林奇尤爲緊張,因爲呂英雄昨晚問了一句郭陽,接着今天就要飛往滬市,去幹什麽也沒明說,整得十分神秘。
搞得林奇都懷疑他是不是知道什麽了,難道是去滬市抓郭陽的?
直到飛了一個多小時,看着呂英雄的臉色稍微好一點了,林奇才假裝随意地問了一句:“呂老闆,咱去滬市幹什麽啊?”
“周同昨晚沒跟你說嗎?”呂英雄一愣。
“沒有啊。”林奇看向周同。
“我都不知道具體咋回事呢。”周同摸了摸鼻子。
“是這樣的,長老院有了消息,他們查到一個天玑成員,在滬市,叫邱宏,據說級别還挺高的!大長老把這小子透露給了我爸,他知道我家和天玑仇深似海,算是給我們一個報仇的機會!我爸跟我說了,這次行動隻許成功、不許失敗!最好是抓活的,這樣還能問出更多東西。”呂英雄牙齒咬得格格直響,眼神也迸發出淩厲的殺意。

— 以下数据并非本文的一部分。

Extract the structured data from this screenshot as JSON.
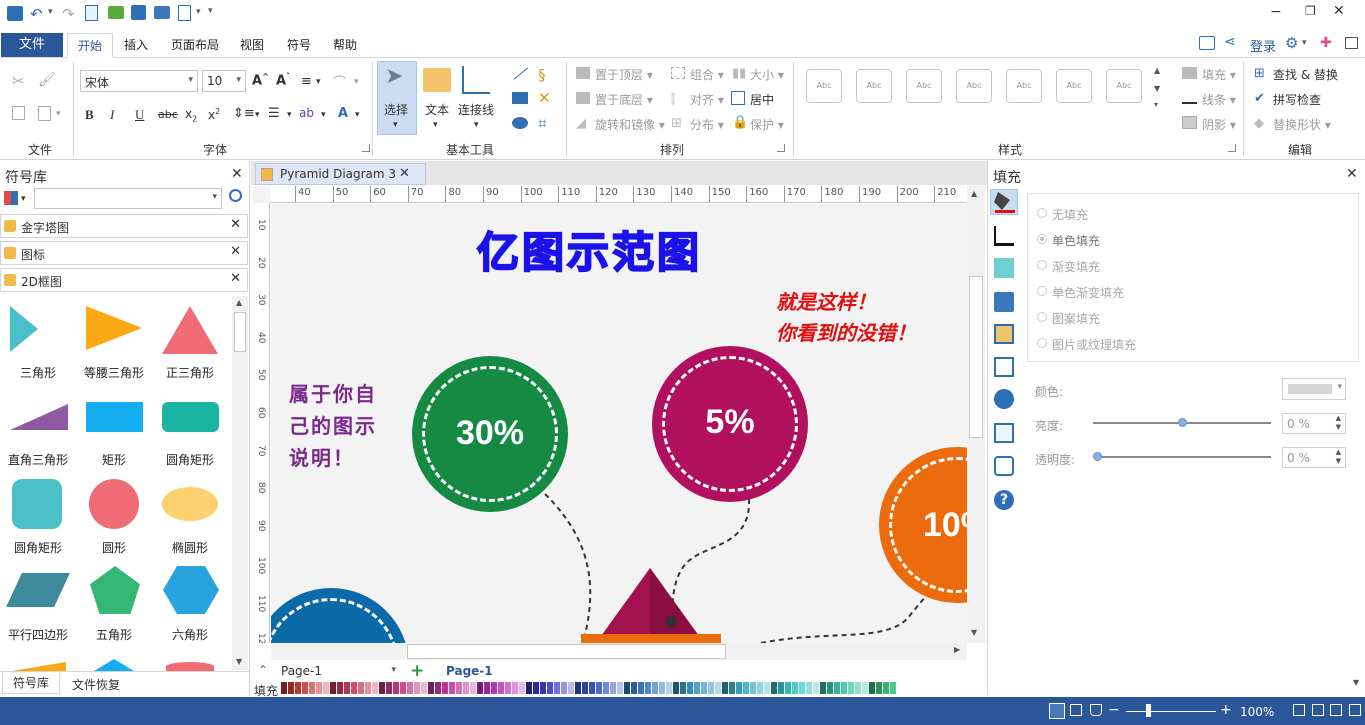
{
  "quick_access": {
    "icons": [
      "app-icon",
      "undo-icon",
      "redo-icon",
      "new-icon",
      "open-icon",
      "save-icon",
      "print-icon",
      "export-icon",
      "customize-icon"
    ]
  },
  "window": {
    "minimize": "−",
    "restore": "❐",
    "close": "✕"
  },
  "menu": {
    "file": "文件",
    "home": "开始",
    "insert": "插入",
    "page_layout": "页面布局",
    "view": "视图",
    "symbol": "符号",
    "help": "帮助",
    "login": "登录"
  },
  "ribbon": {
    "font_name": "宋体",
    "font_size": "10",
    "group_file": "文件",
    "group_font": "字体",
    "group_basic": "基本工具",
    "group_arrange": "排列",
    "group_style": "样式",
    "group_edit": "编辑",
    "select": "选择",
    "text": "文本",
    "connector": "连接线",
    "bring_front": "置于顶层",
    "send_back": "置于底层",
    "rotate": "旋转和镜像",
    "group": "组合",
    "align": "对齐",
    "distribute": "分布",
    "size": "大小",
    "center": "居中",
    "protect": "保护",
    "style_sample": "Abc",
    "fill": "填充",
    "line": "线条",
    "shadow": "阴影",
    "replace_shape": "替换形状",
    "find_replace": "查找 & 替换",
    "spell_check": "拼写检查"
  },
  "left_panel": {
    "title": "符号库",
    "libraries": [
      "金字塔图",
      "图标",
      "2D框图"
    ],
    "shapes": [
      "三角形",
      "等腰三角形",
      "正三角形",
      "直角三角形",
      "矩形",
      "圆角矩形",
      "圆角矩形",
      "圆形",
      "椭圆形",
      "平行四边形",
      "五角形",
      "六角形"
    ],
    "bottom_tabs": [
      "符号库",
      "文件恢复"
    ]
  },
  "doc_tab": {
    "title": "Pyramid Diagram 3"
  },
  "ruler": {
    "h": [
      "40",
      "50",
      "60",
      "70",
      "80",
      "90",
      "100",
      "110",
      "120",
      "130",
      "140",
      "150",
      "160",
      "170",
      "180",
      "190",
      "200",
      "210"
    ],
    "v": [
      "10",
      "20",
      "30",
      "40",
      "50",
      "60",
      "70",
      "80",
      "90",
      "100",
      "110",
      "120"
    ]
  },
  "canvas": {
    "title": "亿图示范图",
    "note_red_1": "就是这样！",
    "note_red_2": "你看到的没错！",
    "note_purple_1": "属于你自",
    "note_purple_2": "己的图示",
    "note_purple_3": "说明！",
    "pct_green": "30%",
    "pct_magenta": "5%",
    "pct_orange": "10%",
    "colors": {
      "green": "#168a45",
      "magenta": "#b0105e",
      "orange": "#ec6b0c",
      "blue": "#0d6aa8",
      "title_blue": "#1a12e8",
      "red_note": "#e01010",
      "purple_note": "#7b2a8c"
    }
  },
  "page_bar": {
    "current": "Page-1",
    "tab": "Page-1",
    "fill_label": "填充"
  },
  "right_panel": {
    "title": "填充",
    "options": [
      "无填充",
      "单色填充",
      "渐变填充",
      "单色渐变填充",
      "图案填充",
      "图片或纹理填充"
    ],
    "color_label": "颜色:",
    "brightness_label": "亮度:",
    "transparency_label": "透明度:",
    "brightness_value": "0 %",
    "transparency_value": "0 %"
  },
  "status": {
    "zoom": "100%"
  }
}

林奇的一顆心頓時砰砰直跳,他不知道長老院怎麽查到邱宏的,但這消息還真他媽準啊!
林奇和邱宏素無來往,邱宏死不死的,他也沒有太大感覺,但長老院能查到邱宏,肯定也能查到他啊,這能不自危嗎?
而且更重要的,郭陽這時候應該和邱宏在一起吧?
邱宏一落網,他也逃不了!
“所以,昨晚您問我郭陽在哪,是想讓我倆和你一起去啊?”林奇随口問道。
“是的,你倆身手不錯嘛,在我身邊踏實一點!”呂英雄頓了頓,又說:“而且級别高的天玑成員,往往在當地有很強的根基,依靠當地的特勤局可能不太靠譜,所以咱們盡量用自己人,争取神不知鬼不覺地把他拿下!邱宏的位置,我已經掌握了,咱們下了飛機就趕緊過去。”
“嗯。”林奇點了點頭,不再說話。
又過了一個多小時,飛機終于降落在滬市某個小型機場。
接待呂英雄的,是幾輛軍綠色的吉普車,一排排衛兵列成長隊,一個肩膀扛着杠的青年走過來,“啪”地敬了個标準禮。
“呂公子!”青年面色堅毅,渾身上下散發着男人味。
“嗯,小王是吧,任務明确了吧?”呂英雄上下看着青年。
“明确了,咱們的人随時出發!”小王聲音洪亮。